No such convenient databases are available to newspeople who might want to query PR people by industry, size or location. Membership lists of PR groups are closely guarded although they used to be public.

Reporters who approach companies and institutions are apt to run into a wall of PR “underlings” who block the way, as New York Times columnist Dave Carr has noted.

“The modern chief executive lives behind a wall of communications operatives, many of whom ladle out slop meant to obscure rather than reveal,” he wrote. “Reporters have to work their way past background conversations with underlings, written statements that say nothing, and that increasingly hardy perennial: the ‘no comment.’”

What panelists might do is recommend that groups like PRSA, IABC, Arthur W. Page Society, PR Seminar, National Investor Relations Institute, Publicity Clubs in New York and Chicago, etc., open their lists to reporters. That would help to level the playing field.

Reporters are bombarded by pitches from Cision and another sponsor of this event, PR Newswire. Our “quarantined” e-mail is usually far over the 1,000 mark and even more pitches from them are in a “junk mail” category.
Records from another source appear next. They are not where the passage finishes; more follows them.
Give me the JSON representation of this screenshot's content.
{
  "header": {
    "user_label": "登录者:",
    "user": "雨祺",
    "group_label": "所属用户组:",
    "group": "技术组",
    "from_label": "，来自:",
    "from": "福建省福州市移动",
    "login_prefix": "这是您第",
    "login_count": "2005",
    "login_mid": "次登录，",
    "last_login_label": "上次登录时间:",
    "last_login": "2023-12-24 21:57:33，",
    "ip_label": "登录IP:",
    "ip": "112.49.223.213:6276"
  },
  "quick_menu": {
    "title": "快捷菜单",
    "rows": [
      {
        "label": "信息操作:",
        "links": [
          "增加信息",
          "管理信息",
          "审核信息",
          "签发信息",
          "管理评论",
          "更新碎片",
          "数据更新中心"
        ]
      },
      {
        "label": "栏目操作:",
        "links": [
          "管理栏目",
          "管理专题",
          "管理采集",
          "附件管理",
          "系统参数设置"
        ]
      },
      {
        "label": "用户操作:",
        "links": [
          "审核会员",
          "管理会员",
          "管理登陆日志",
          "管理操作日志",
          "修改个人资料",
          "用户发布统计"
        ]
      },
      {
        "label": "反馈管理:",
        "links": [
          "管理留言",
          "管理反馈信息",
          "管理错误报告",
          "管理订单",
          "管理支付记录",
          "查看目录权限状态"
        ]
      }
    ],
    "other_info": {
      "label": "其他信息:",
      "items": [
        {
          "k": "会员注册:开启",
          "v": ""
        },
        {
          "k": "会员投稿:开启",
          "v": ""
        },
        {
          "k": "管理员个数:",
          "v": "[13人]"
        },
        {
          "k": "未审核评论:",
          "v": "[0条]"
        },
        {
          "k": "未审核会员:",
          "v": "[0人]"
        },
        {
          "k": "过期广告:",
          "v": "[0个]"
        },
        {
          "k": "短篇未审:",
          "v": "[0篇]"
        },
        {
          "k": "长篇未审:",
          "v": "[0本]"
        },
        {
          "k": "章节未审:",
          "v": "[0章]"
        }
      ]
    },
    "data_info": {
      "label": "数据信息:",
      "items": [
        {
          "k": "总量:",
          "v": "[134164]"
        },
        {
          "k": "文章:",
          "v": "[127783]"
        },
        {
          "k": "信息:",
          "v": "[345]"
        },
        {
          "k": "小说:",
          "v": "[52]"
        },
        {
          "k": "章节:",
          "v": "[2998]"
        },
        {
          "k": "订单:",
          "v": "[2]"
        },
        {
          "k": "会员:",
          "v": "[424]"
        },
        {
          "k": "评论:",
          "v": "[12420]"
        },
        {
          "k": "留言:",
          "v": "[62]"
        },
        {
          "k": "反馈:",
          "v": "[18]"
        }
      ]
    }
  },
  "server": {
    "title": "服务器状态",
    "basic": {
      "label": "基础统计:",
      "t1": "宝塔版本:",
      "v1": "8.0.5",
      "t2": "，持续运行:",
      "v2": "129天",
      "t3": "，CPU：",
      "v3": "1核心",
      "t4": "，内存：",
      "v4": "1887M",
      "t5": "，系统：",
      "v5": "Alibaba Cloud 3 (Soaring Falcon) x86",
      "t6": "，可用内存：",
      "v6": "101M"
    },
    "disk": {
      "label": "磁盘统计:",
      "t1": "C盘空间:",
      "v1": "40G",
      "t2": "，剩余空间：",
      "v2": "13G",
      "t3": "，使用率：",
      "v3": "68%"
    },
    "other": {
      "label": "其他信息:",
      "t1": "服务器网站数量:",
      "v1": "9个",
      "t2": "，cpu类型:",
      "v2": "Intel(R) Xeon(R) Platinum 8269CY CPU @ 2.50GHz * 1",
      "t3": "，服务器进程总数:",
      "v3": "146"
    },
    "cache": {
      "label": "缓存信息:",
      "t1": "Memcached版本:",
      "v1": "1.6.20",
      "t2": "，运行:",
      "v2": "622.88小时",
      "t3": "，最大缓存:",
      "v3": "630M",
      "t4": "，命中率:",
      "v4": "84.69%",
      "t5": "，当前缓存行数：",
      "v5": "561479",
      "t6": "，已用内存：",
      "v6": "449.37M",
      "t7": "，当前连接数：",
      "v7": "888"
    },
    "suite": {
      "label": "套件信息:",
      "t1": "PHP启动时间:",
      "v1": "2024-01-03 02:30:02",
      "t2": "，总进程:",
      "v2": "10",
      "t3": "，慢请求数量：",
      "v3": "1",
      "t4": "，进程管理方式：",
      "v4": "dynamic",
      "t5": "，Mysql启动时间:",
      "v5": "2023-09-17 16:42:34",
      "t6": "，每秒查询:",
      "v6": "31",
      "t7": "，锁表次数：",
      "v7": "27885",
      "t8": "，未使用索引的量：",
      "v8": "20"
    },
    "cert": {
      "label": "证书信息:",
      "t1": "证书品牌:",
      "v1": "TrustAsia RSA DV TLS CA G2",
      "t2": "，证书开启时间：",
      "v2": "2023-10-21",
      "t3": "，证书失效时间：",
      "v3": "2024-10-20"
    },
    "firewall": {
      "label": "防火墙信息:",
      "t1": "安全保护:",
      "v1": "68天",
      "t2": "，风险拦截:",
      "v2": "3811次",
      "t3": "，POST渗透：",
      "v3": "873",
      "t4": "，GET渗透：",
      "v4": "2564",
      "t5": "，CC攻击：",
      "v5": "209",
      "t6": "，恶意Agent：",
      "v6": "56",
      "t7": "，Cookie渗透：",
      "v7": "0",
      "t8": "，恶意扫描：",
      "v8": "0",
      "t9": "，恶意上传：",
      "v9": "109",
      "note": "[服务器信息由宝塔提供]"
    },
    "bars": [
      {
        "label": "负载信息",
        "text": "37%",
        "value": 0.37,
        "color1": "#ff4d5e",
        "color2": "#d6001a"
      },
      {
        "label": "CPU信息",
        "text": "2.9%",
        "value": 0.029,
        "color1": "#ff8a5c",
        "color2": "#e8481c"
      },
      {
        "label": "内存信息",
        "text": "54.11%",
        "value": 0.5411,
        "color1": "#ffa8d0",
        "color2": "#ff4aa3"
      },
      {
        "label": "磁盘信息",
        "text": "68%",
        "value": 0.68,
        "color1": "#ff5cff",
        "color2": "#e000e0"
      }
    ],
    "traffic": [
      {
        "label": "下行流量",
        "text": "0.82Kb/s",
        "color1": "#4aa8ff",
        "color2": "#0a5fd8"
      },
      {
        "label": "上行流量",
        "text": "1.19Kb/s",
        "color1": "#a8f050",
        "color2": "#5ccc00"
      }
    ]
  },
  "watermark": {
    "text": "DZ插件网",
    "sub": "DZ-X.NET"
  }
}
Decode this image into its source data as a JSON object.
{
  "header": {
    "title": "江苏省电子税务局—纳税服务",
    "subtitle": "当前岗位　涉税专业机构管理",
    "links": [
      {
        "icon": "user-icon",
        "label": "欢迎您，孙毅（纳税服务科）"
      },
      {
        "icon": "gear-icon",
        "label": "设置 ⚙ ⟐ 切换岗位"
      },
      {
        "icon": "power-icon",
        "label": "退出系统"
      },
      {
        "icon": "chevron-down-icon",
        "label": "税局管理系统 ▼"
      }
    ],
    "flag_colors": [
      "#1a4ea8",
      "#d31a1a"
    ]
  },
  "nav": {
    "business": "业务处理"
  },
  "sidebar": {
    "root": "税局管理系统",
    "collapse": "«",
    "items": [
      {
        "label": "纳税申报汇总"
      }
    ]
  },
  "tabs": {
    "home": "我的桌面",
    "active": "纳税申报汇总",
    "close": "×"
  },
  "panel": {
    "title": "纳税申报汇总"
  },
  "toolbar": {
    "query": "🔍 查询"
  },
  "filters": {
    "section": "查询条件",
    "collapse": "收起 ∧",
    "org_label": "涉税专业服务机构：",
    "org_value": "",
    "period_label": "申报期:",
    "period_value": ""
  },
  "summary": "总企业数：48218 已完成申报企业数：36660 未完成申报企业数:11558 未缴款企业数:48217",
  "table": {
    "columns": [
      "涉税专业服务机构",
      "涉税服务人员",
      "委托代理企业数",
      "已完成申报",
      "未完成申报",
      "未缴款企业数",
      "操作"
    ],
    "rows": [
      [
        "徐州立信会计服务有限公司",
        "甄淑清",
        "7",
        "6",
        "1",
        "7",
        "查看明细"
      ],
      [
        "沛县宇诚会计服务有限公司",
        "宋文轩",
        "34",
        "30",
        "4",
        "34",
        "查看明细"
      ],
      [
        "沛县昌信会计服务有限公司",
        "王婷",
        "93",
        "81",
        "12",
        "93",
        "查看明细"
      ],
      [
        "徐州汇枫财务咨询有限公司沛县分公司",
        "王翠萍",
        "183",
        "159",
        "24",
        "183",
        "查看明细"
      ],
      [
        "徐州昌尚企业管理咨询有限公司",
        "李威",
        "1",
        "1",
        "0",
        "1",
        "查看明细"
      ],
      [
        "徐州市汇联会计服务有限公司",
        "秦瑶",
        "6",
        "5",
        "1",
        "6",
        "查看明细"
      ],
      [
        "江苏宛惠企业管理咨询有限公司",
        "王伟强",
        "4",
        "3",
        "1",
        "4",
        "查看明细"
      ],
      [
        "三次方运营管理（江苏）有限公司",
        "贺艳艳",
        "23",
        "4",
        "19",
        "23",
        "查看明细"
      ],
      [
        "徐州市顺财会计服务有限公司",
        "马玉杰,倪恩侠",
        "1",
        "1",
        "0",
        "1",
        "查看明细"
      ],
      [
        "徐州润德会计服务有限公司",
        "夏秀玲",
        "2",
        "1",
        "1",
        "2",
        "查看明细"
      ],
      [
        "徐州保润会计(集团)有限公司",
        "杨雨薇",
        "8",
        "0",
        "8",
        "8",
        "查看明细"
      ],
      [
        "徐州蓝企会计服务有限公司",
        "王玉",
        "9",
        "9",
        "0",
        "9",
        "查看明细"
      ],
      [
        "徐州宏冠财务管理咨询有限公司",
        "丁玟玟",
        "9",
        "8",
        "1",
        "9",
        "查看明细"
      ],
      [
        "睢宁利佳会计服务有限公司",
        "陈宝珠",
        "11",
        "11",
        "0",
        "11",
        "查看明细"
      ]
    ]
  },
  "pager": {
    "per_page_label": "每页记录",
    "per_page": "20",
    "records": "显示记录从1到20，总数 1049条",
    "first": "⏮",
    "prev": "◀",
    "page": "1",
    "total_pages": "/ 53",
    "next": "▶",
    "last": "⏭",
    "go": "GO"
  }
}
It’s time for PR people to get “back in the swim” and stop being prima donnas.

Since this is a PR Society event and Tchividjian, a member of the national Ethics Board is conducting it, panelists should look at whether the Society is engaging in any sort of deception. It’s supposed to be practicing at the highest possible ethical level in order to set a good example.

Panelists are being e-mailed our articles on the Society’s financial statements which a CPA says fail to properly reflect net assets since dues are booked as cash rather than as a deferred liability. This is a violation of Section 958-605-25-1 of the Financial Accounting Standards Board.

Other concrete topics that need discussion are the PR surrounding the just-ended Israel/Gaza battle and Russia’s incursions in Ukraine.

Russia's behavior has put Ketchum on the spot, according to reports in NYT and elsewhere.

Massive PR efforts are now taking place on the issue of whether and what war crimes may have been committed in the just ended battle of the people of Gaza and Israel.

Prime Minister Benjamin Netanyahu spelled out Israel’s position in a nearly hour-long interview with Fox Newscaster Sean Hannity Aug. 7. The link contains a 5,126-word transcript.

Fairness & Accuracy in Media questioned the objectivity of U.S. media in reporting on the conflict. A 13-page article in the Sept. 1 New Yorker explored the influence of the American Israel Public Affairs Committee on the U.S. Congress.

The panel should look at the communications of both sides and judge whether the high standards of the Society’s Code are being followed including promises of “fair dealing” and “protecting and advancing the free flow of accurate and truthful information.”